WASHINGTON — “The time for empty talk is over. Now arrives the hour of action.”
President Donald Trump’s blunt declaration during his stark inaugural address now becomes a yardstick to judge his administration’s ability to fundamentally reshape America’s politics and global posture.
The first weekday of the new White House opens a new chapter in the story of Trump the politician. It is the moment the promises he made and the huge expectations he has built begin to stack up against the reality of governing.
To succeed, Trump must quickly stamp his authority on his Cabinet, the government and his own party and sideline building resistance from Democrats — all while adapting the multiple personal challenges posed by learning the hardest job in the world.
His schedule is full. Monday, Trump has a private meeting with House Speaker Paul Ryan, a reception for congressional leaders, sessions with business leaders and union leaders, and is set to sign more executive orders.
His first executive action will be to withdraw from the Trans-Pacific Partnership trade deal, two sources said.
That withdrawal is consistent with campaign promises Trump made. The real estate mogul ran on a platform of anti-globalization policies and vowing to create fairer trade deals for American workers.

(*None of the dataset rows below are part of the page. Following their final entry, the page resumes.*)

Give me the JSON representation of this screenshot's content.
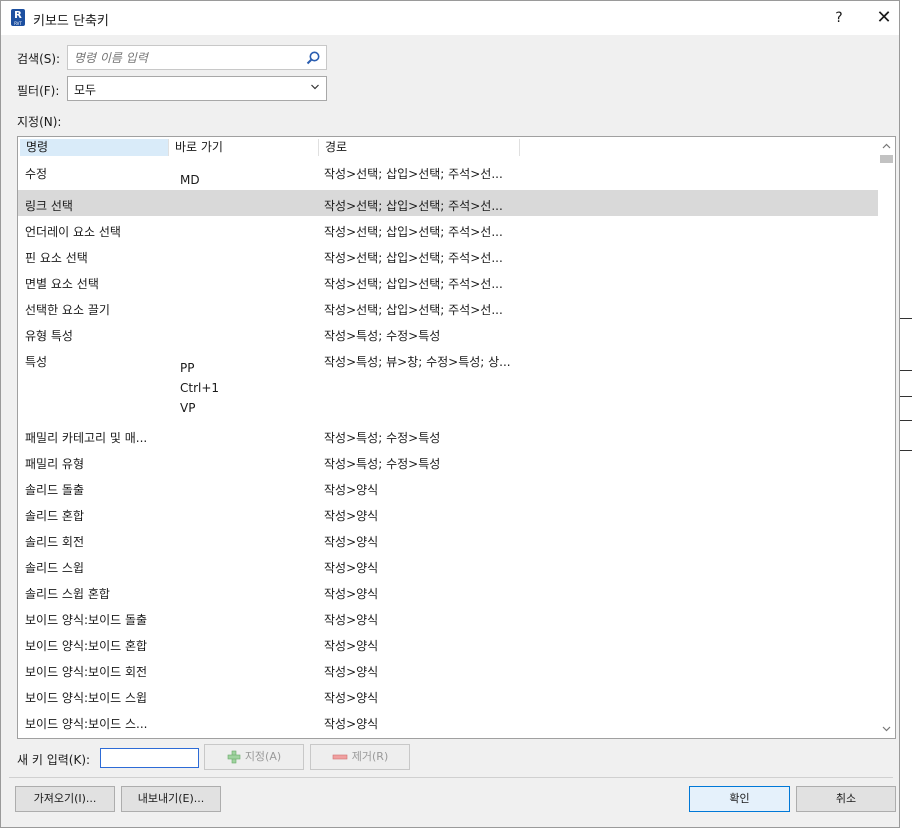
{
  "window": {
    "title": "키보드 단축키",
    "app_icon_letter": "R",
    "app_icon_sub": "RVT",
    "help": "?",
    "close": "✕"
  },
  "search": {
    "label": "검색(S):",
    "placeholder": "명령 이름 입력"
  },
  "filter": {
    "label": "필터(F):",
    "value": "모두"
  },
  "assign_label": "지정(N):",
  "columns": [
    "명령",
    "바로 가기",
    "경로"
  ],
  "rows": [
    {
      "name": "수정",
      "shortcuts": [
        "MD"
      ],
      "path": "작성>선택; 삽입>선택; 주석>선..."
    },
    {
      "name": "링크 선택",
      "shortcuts": [],
      "path": "작성>선택; 삽입>선택; 주석>선...",
      "selected": true
    },
    {
      "name": "언더레이 요소 선택",
      "shortcuts": [],
      "path": "작성>선택; 삽입>선택; 주석>선..."
    },
    {
      "name": "핀 요소 선택",
      "shortcuts": [],
      "path": "작성>선택; 삽입>선택; 주석>선..."
    },
    {
      "name": "면별 요소 선택",
      "shortcuts": [],
      "path": "작성>선택; 삽입>선택; 주석>선..."
    },
    {
      "name": "선택한 요소 끌기",
      "shortcuts": [],
      "path": "작성>선택; 삽입>선택; 주석>선..."
    },
    {
      "name": "유형 특성",
      "shortcuts": [],
      "path": "작성>특성; 수정>특성"
    },
    {
      "name": "특성",
      "shortcuts": [
        "PP",
        "Ctrl+1",
        "VP"
      ],
      "path": "작성>특성; 뷰>창; 수정>특성; 상..."
    },
    {
      "name": "패밀리 카테고리 및 매...",
      "shortcuts": [],
      "path": "작성>특성; 수정>특성"
    },
    {
      "name": "패밀리 유형",
      "shortcuts": [],
      "path": "작성>특성; 수정>특성"
    },
    {
      "name": "솔리드 돌출",
      "shortcuts": [],
      "path": "작성>양식"
    },
    {
      "name": "솔리드 혼합",
      "shortcuts": [],
      "path": "작성>양식"
    },
    {
      "name": "솔리드 회전",
      "shortcuts": [],
      "path": "작성>양식"
    },
    {
      "name": "솔리드 스윕",
      "shortcuts": [],
      "path": "작성>양식"
    },
    {
      "name": "솔리드 스윕 혼합",
      "shortcuts": [],
      "path": "작성>양식"
    },
    {
      "name": "보이드 양식:보이드 돌출",
      "shortcuts": [],
      "path": "작성>양식"
    },
    {
      "name": "보이드 양식:보이드 혼합",
      "shortcuts": [],
      "path": "작성>양식"
    },
    {
      "name": "보이드 양식:보이드 회전",
      "shortcuts": [],
      "path": "작성>양식"
    },
    {
      "name": "보이드 양식:보이드 스윕",
      "shortcuts": [],
      "path": "작성>양식"
    },
    {
      "name": "보이드 양식:보이드 스...",
      "shortcuts": [],
      "path": "작성>양식"
    }
  ],
  "new_key": {
    "label": "새 키 입력(K):",
    "value": ""
  },
  "buttons": {
    "assign": "지정(A)",
    "remove": "제거(R)",
    "import": "가져오기(I)...",
    "export": "내보내기(E)...",
    "ok": "확인",
    "cancel": "취소"
  },
  "colors": {
    "selected_row": "#d9d9d9",
    "sorted_header": "#d9ebf9",
    "accent": "#0078d7",
    "add_icon": "#5cb85c",
    "remove_icon": "#e06060"
  }
}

His agenda is almost entirely open to cameras — ensuring a day’s worth of images his team hopes will show a commander-in-chief at work.
The new president acknowledged the “busy week” in a tweet Monday morning.
Trump, who embarks on his term with the lowest approval ratings of any newly inaugurated modern president, must confront the reality that his campaign is over and failing to live up to the elevated hopes of his devoted supporters will start exacting a political price.
He spent the weekend complaining about media coverage during a visit to the CIA’s memorial wall, a top aide suggested the White House simply presented “alternative facts” about the crowd size at his inauguration, and Saturday saw a series of nationwide protests against him.
But the real estate magnate and reality star now lives in the White House because he successfully sold despairing Rust Belt voters left behind in the modern economy on a vision of a nation trapped in social, economic and international decline.
His rationale was that only he, with his nonpolitical, deal-making skills and disdain for political correctness could restore a sense of hope, possibility and U.S. global dominance.
“When I was young, we were always winning things in this country. We’d win with trade. We’d win with wars,” Trump told CIA employees on Saturday, reprising his theme during a visit to the agency’s headquarters in Virginia.